Pertanyaanya adalah kapan kesudahannya paripurna? Jawabannya: tiada seorang pun tahu, karena Hari Tuhan itu tiba-tiba mendatangi kita seperti pencuri pada malam hari (1 Tes 5:2, 4; 2 Ptr 3:10; Why 3:3, 16:15).
Gereja Katolik mengajarkan demikian:
“Sejak kenaikan ke surga, terbayanglah kedatangan Kristus dalam kemuliaan, hanya saja kita tidak tahu masa dan waktu, yang ditetapkan Bapa sendiri menurut kekuasaan-Nya (Kis 1:7; bdk. Mrk 13:32). Kedatangan eskatologis ini dapat terjadi setiap saat (lih. Mat 24:44; 1 Tes 5:2), meskipun ia dan ujian di waktu terakhir, yang harus mendahului kedatangan itu, masih “ditahan”” (KGK 673).
Itulah kedatangan kedua Tuhan, yang disebut parousia, yakni akhir zaman.
Dari semua uraian di atas, yang secara gamblang dilukiskan dalam gambar ini, kita mendapatkan satu gambaran bahwa di dalam keseluruhan dinamika sejarah keselamatan, Tuhan Yesus sungguh menjadi sentral. Dialah puncak wahyu, karena menyingkapkan Allah secara penuh dan sempurna (DV 4). Tiada wahyu lain lagi!

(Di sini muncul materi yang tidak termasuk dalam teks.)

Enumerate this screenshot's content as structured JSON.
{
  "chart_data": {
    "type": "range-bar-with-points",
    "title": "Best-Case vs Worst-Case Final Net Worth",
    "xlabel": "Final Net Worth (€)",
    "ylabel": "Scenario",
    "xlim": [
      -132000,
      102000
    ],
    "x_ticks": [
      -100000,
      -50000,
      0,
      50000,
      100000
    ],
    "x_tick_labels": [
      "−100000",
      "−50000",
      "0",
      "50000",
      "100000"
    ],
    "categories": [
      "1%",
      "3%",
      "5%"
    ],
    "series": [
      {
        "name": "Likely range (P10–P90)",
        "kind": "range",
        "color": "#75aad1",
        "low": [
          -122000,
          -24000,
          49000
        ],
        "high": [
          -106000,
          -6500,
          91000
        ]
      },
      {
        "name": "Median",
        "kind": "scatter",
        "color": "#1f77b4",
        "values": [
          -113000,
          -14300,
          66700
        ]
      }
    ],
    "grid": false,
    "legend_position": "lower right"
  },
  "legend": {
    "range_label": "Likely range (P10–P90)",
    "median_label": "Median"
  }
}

Sejak Tuhan Yesus, Logos, masuk dalam sejarah manusia sebagai manusia dan tinggal di antara kita (Yoh 1:14), titik awal (arkhe) dan titik akhir (parousia) sejarah bertumpu pada diri-Nya. Dengan demikian, kehadiran-Nya memulai zaman akhir dan akan paripurna pada akhir zaman. Itulah sebabnya peristiwa inkarnasi dan parousia tidak dapat dilepaspisahkan.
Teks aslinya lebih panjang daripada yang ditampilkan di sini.